La UNE du nouveau réveil du 06 février 2026 affirmant que « la présence ou l’absence du président n’arrête pas la vie du parti » procède davantage d’un discours destiné à calmer les inquiétudes internes. Le parti cherche à se donner bonne conscience face à une évidence dérangeante : le leadership est en crise. En sciences politiques, ce type d’énoncé apparaît lorsque l’organisation tente de neutraliser symboliquement un déficit d’incarnation. Autrement dit, on met l’autonomie en avant pour cacher une faiblesse au sommet.
L’illusion du pilotage sans pilote
En théorie, un parti politique ne se réduit pas à la figure d’un individu.
En pratique toutefois, notamment dans des systèmes politiques fortement personnalisés comme celui de la Côte d’Ivoire, la présence du leader demeure un facteur central de coordination, de mobilisation, de cohésion et d’arbitrage.
L’expérience comparée l’atteste : le retrait brutal de figures charismatiques au sein de plusieurs partis africains a fréquemment débouché sur des dynamiques de fragmentation interne.
Dès lors, l’absence du président ne peut être tenue pour un mode de fonctionnement politiquement cohérent et durable.
L’inutilité proclamée du président
Appliquée au PDCI-RDA, cette formule établit une analogie troublante avec l’idée d’une présidence rendue inutile.

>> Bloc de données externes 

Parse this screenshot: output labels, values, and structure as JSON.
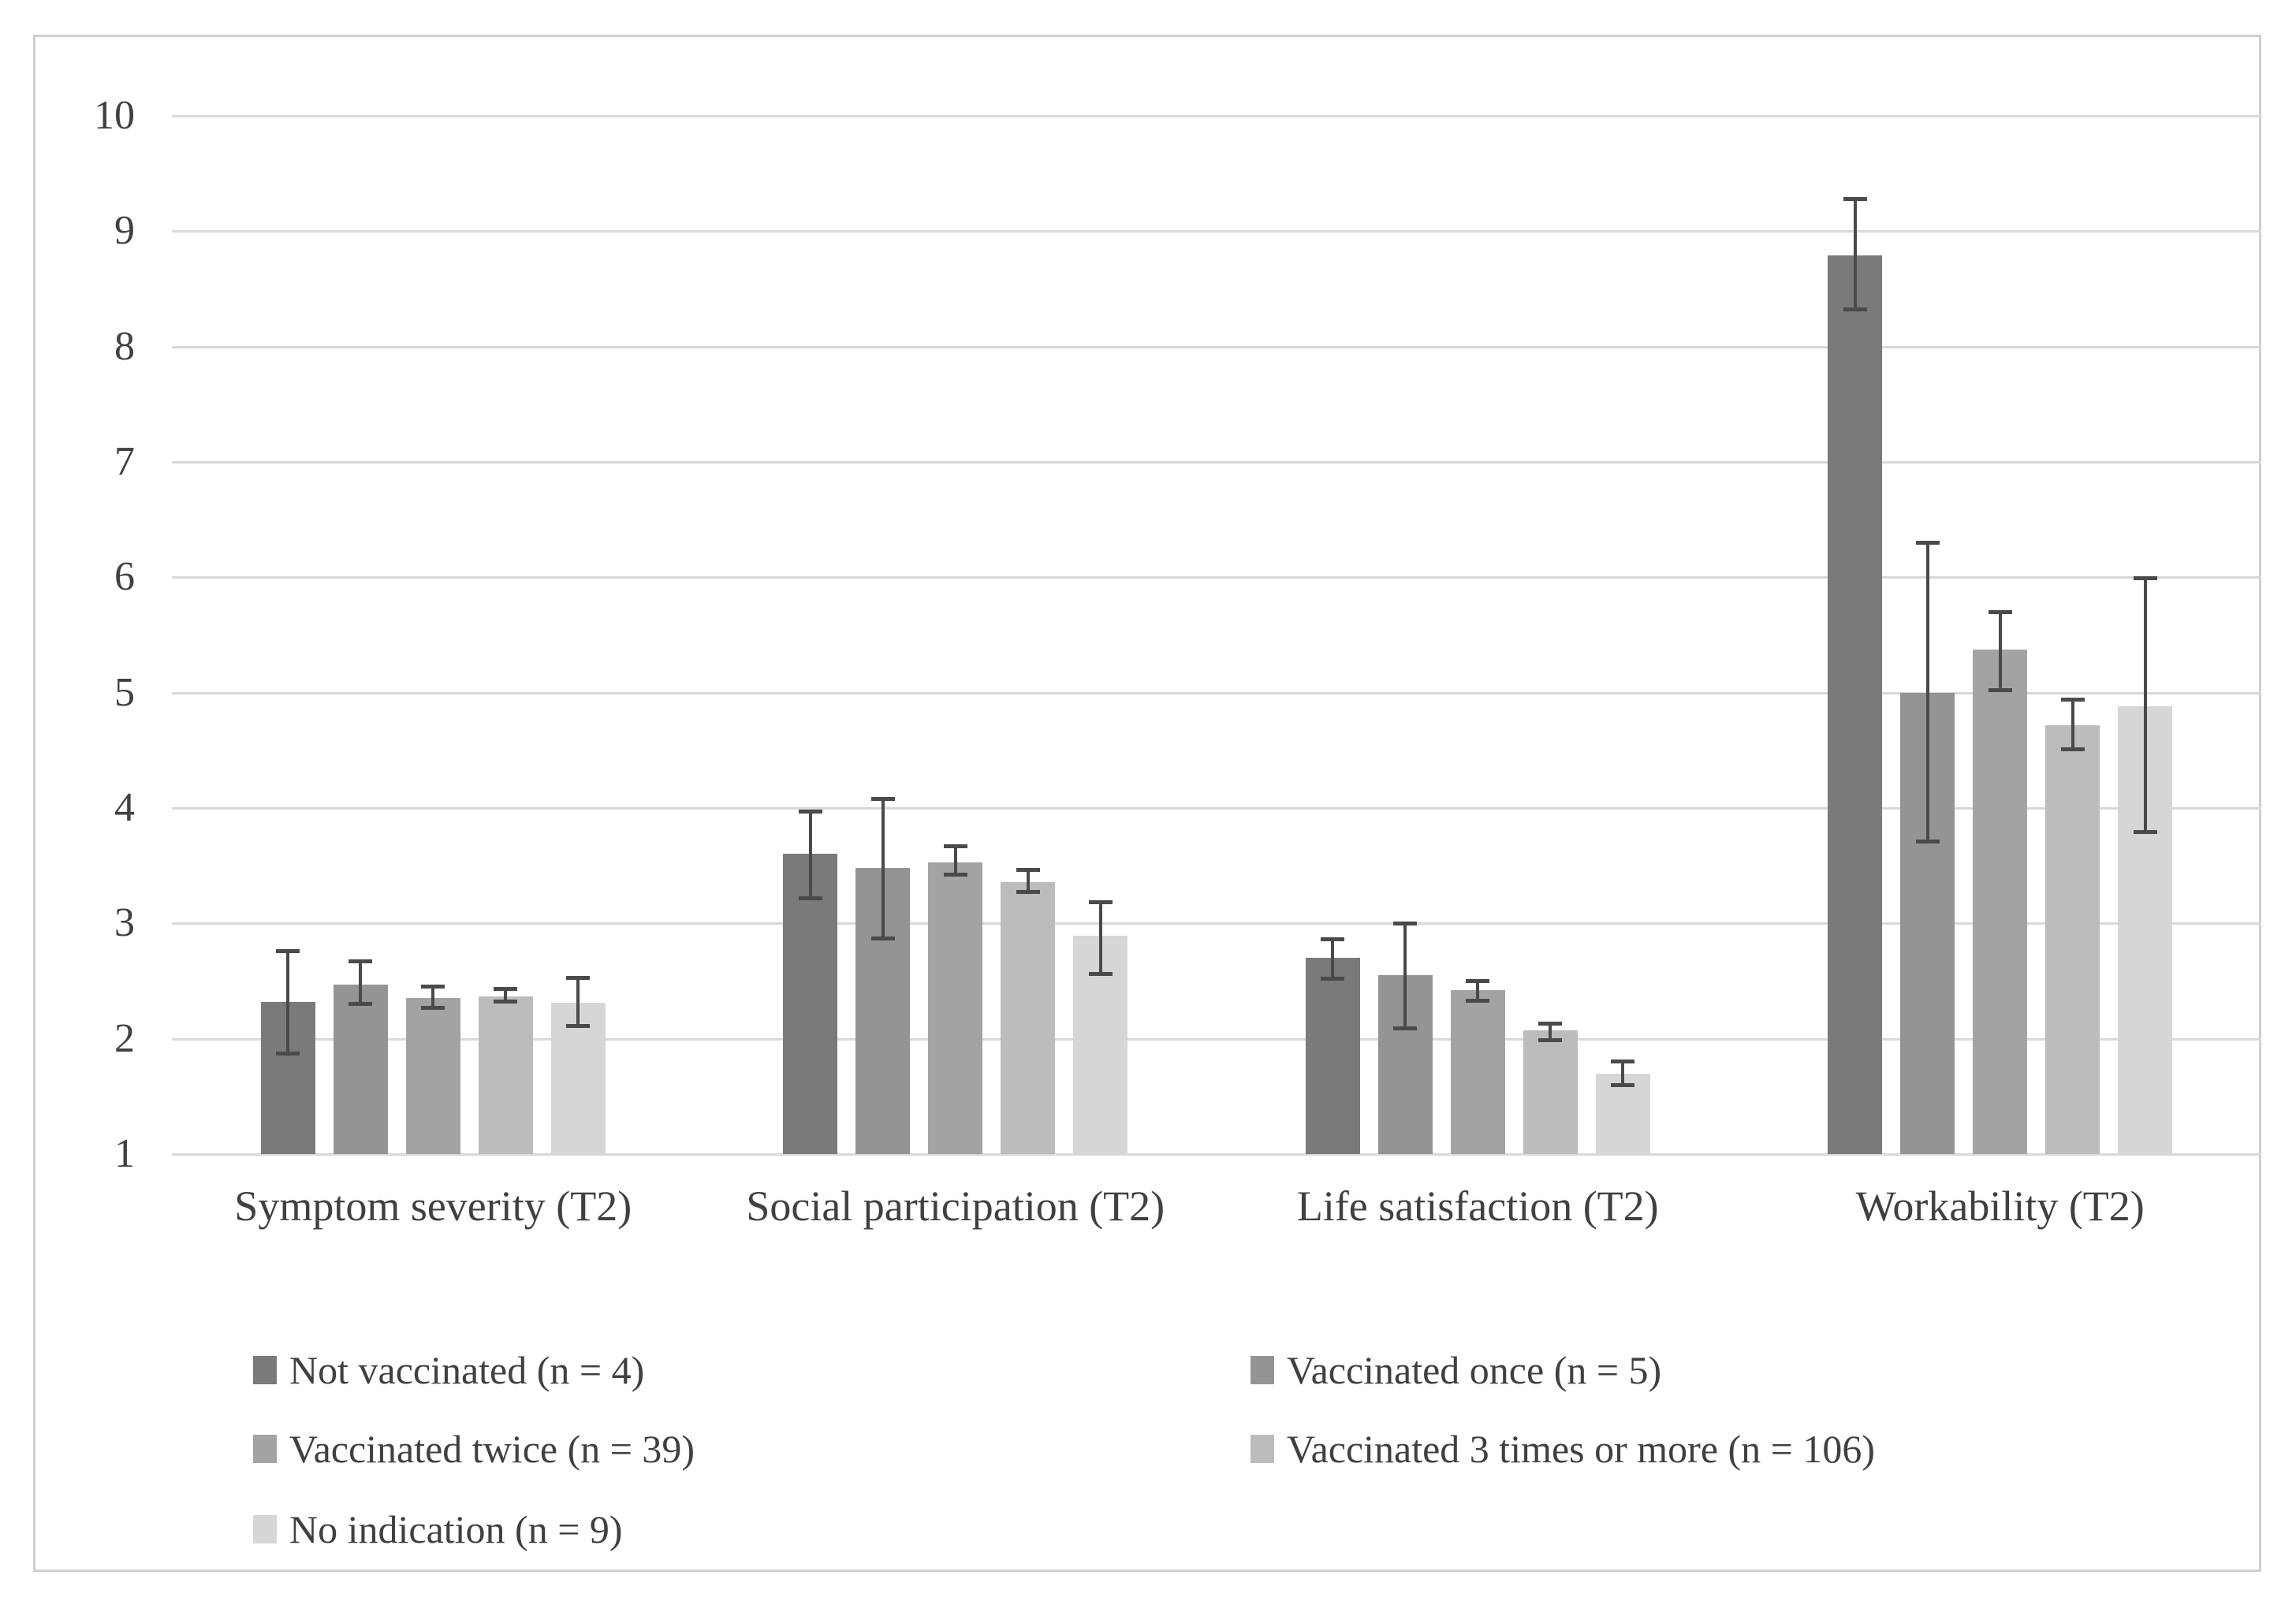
{
  "figure": {
    "background": "#ffffff",
    "frame_border_color": "#cfcfcf",
    "gridline_color": "#d9d9d9",
    "text_color": "#404040",
    "error_bar_color": "#4a4a4a"
  },
  "chart_data": {
    "type": "bar",
    "title": "",
    "xlabel": "",
    "ylabel": "",
    "grid": true,
    "legend_position": "bottom, two columns, three rows",
    "categories": [
      "Symptom severity (T2)",
      "Social participation (T2)",
      "Life satisfaction (T2)",
      "Workability (T2)"
    ],
    "series": [
      {
        "name": "Not vaccinated (n = 4)",
        "color": "#7a7a7a",
        "values": [
          2.32,
          3.6,
          2.7,
          8.79
        ],
        "error_low": [
          1.87,
          3.22,
          2.52,
          8.32
        ],
        "error_high": [
          2.76,
          3.97,
          2.86,
          9.28
        ]
      },
      {
        "name": "Vaccinated once (n = 5)",
        "color": "#949494",
        "values": [
          2.47,
          3.48,
          2.55,
          5.0
        ],
        "error_low": [
          2.3,
          2.87,
          2.09,
          3.71
        ],
        "error_high": [
          2.67,
          4.08,
          3.0,
          6.3
        ]
      },
      {
        "name": "Vaccinated twice (n = 39)",
        "color": "#a3a3a3",
        "values": [
          2.35,
          3.53,
          2.42,
          5.37
        ],
        "error_low": [
          2.27,
          3.42,
          2.33,
          5.02
        ],
        "error_high": [
          2.45,
          3.67,
          2.5,
          5.7
        ]
      },
      {
        "name": "Vaccinated 3 times or more (n = 106)",
        "color": "#bcbcbc",
        "values": [
          2.37,
          3.36,
          2.07,
          4.72
        ],
        "error_low": [
          2.32,
          3.27,
          1.99,
          4.51
        ],
        "error_high": [
          2.43,
          3.46,
          2.13,
          4.94
        ]
      },
      {
        "name": "No indication (n = 9)",
        "color": "#d6d6d6",
        "values": [
          2.31,
          2.89,
          1.7,
          4.88
        ],
        "error_low": [
          2.11,
          2.56,
          1.6,
          3.79
        ],
        "error_high": [
          2.53,
          3.18,
          1.8,
          5.99
        ]
      }
    ],
    "y_axis": {
      "min": 1,
      "max": 10,
      "step": 1,
      "tick_labels": [
        "1",
        "2",
        "3",
        "4",
        "5",
        "6",
        "7",
        "8",
        "9",
        "10"
      ]
    },
    "ylim": [
      1,
      10
    ],
    "legend_rows": [
      [
        0,
        1
      ],
      [
        2,
        3
      ],
      [
        4
      ]
    ]
  }
}
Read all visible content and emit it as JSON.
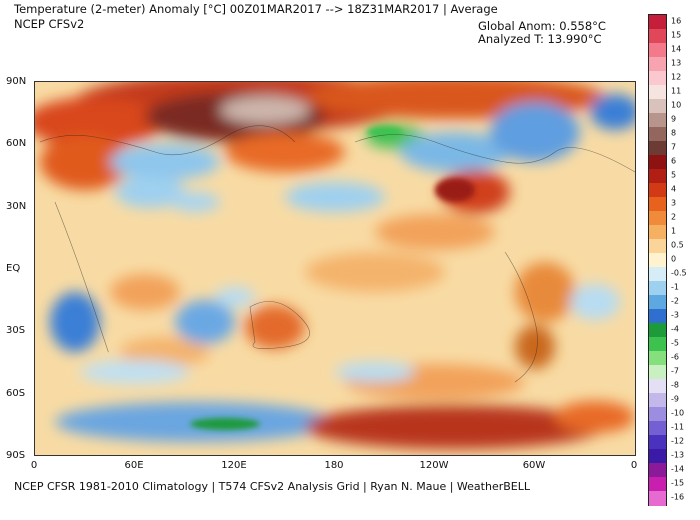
{
  "header": {
    "title": "Temperature (2-meter) Anomaly  [°C] 00Z01MAR2017 --> 18Z31MAR2017 | Average",
    "model": "NCEP CFSv2",
    "global_anom": "Global Anom: 0.558°C",
    "analyzed_t": "Analyzed T: 13.990°C"
  },
  "map": {
    "lat_labels": [
      "90N",
      "60N",
      "30N",
      "EQ",
      "30S",
      "60S",
      "90S"
    ],
    "lon_labels": [
      "0",
      "60E",
      "120E",
      "180",
      "120W",
      "60W",
      "0"
    ]
  },
  "colorbar": {
    "labels": [
      "16",
      "15",
      "14",
      "13",
      "12",
      "11",
      "10",
      "9",
      "8",
      "7",
      "6",
      "5",
      "4",
      "3",
      "2",
      "1",
      "0.5",
      "0",
      "-0.5",
      "-1",
      "-2",
      "-3",
      "-4",
      "-5",
      "-6",
      "-7",
      "-8",
      "-9",
      "-10",
      "-11",
      "-12",
      "-13",
      "-14",
      "-15",
      "-16"
    ],
    "colors": [
      "#c41e3a",
      "#e0485a",
      "#f27a8a",
      "#f7a3b0",
      "#fbc8cf",
      "#f6e4e0",
      "#d9c2bc",
      "#b8958c",
      "#93675d",
      "#6c3b33",
      "#8e1212",
      "#b01e14",
      "#d23a16",
      "#e6621d",
      "#f08b3c",
      "#f6b061",
      "#fbd49a",
      "#fff3cf",
      "#d6ecf7",
      "#9ed0f0",
      "#5ea8e2",
      "#2f6fcf",
      "#1d9a3a",
      "#3ec24f",
      "#86df7d",
      "#c8f0c0",
      "#e4dff4",
      "#c4b8ea",
      "#9d8de0",
      "#7460d2",
      "#4a32bf",
      "#3a1aa6",
      "#8a1a9a",
      "#c91fae",
      "#e66ad0"
    ]
  },
  "footer": {
    "text": "NCEP CFSR 1981-2010 Climatology | T574 CFSv2 Analysis Grid | Ryan N. Maue | WeatherBELL"
  }
}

Affirmer que la présence ou l’absence du président serait indifférente revient à dépouiller la fonction de toute portée stratégique. Le président se trouve ainsi relégué au rang de figure symbolique, honorable mais inutile . Or, un leadership disqualifié par le discours finit toujours par l’être dans la pratique. Un parti qui proclame pouvoir se passer de son centre reconnaît implicitement, qu’il ne le juge plus indispensable.
Le PDCI paie le prix de cette incohérence dans les urnes
Pourtant, les résultats parlementaires contredisent frontalement cette posture. La séquence électorale récente indique que la présidence controversée, tout comme l’absence stratégique du président du PDCI, ont contribué à diviser le parti et ont coïncidé avec une perte d’environ la moitié des sièges à l’Assemblée nationale.
Ce recul ne relève ni du hasard ni d’un simple accident électoral. Il s’explique par une désorganisation fonctionnelle et du mode opératoire de désignation des candidats aux élections législatives, fonction qui relève du président d’un parti politique. Un affaiblissement du message politique et une incapacité persistante à fédérer les électorats locaux.
La vie organique du parti s’est certes poursuivie à travers les réunions tenues et communiqués diffusés, mais sa vie électorale s’est nettement contractée et ses choix contestés.
En définitive, la UNE du Nouveau Réveil ne relève pas d’une norme de gestion, mais s’apparente à une mise en attente d’une chute annoncée si l’état des choses devait perdurer.
La vie du parti ne s’est certes pas arrêtée, mais elle s’est désorientée.
Or, en politique, l’absence de direction n’est jamais neutre. Elle constitue bien souvent la voie la plus directe vers le déclin.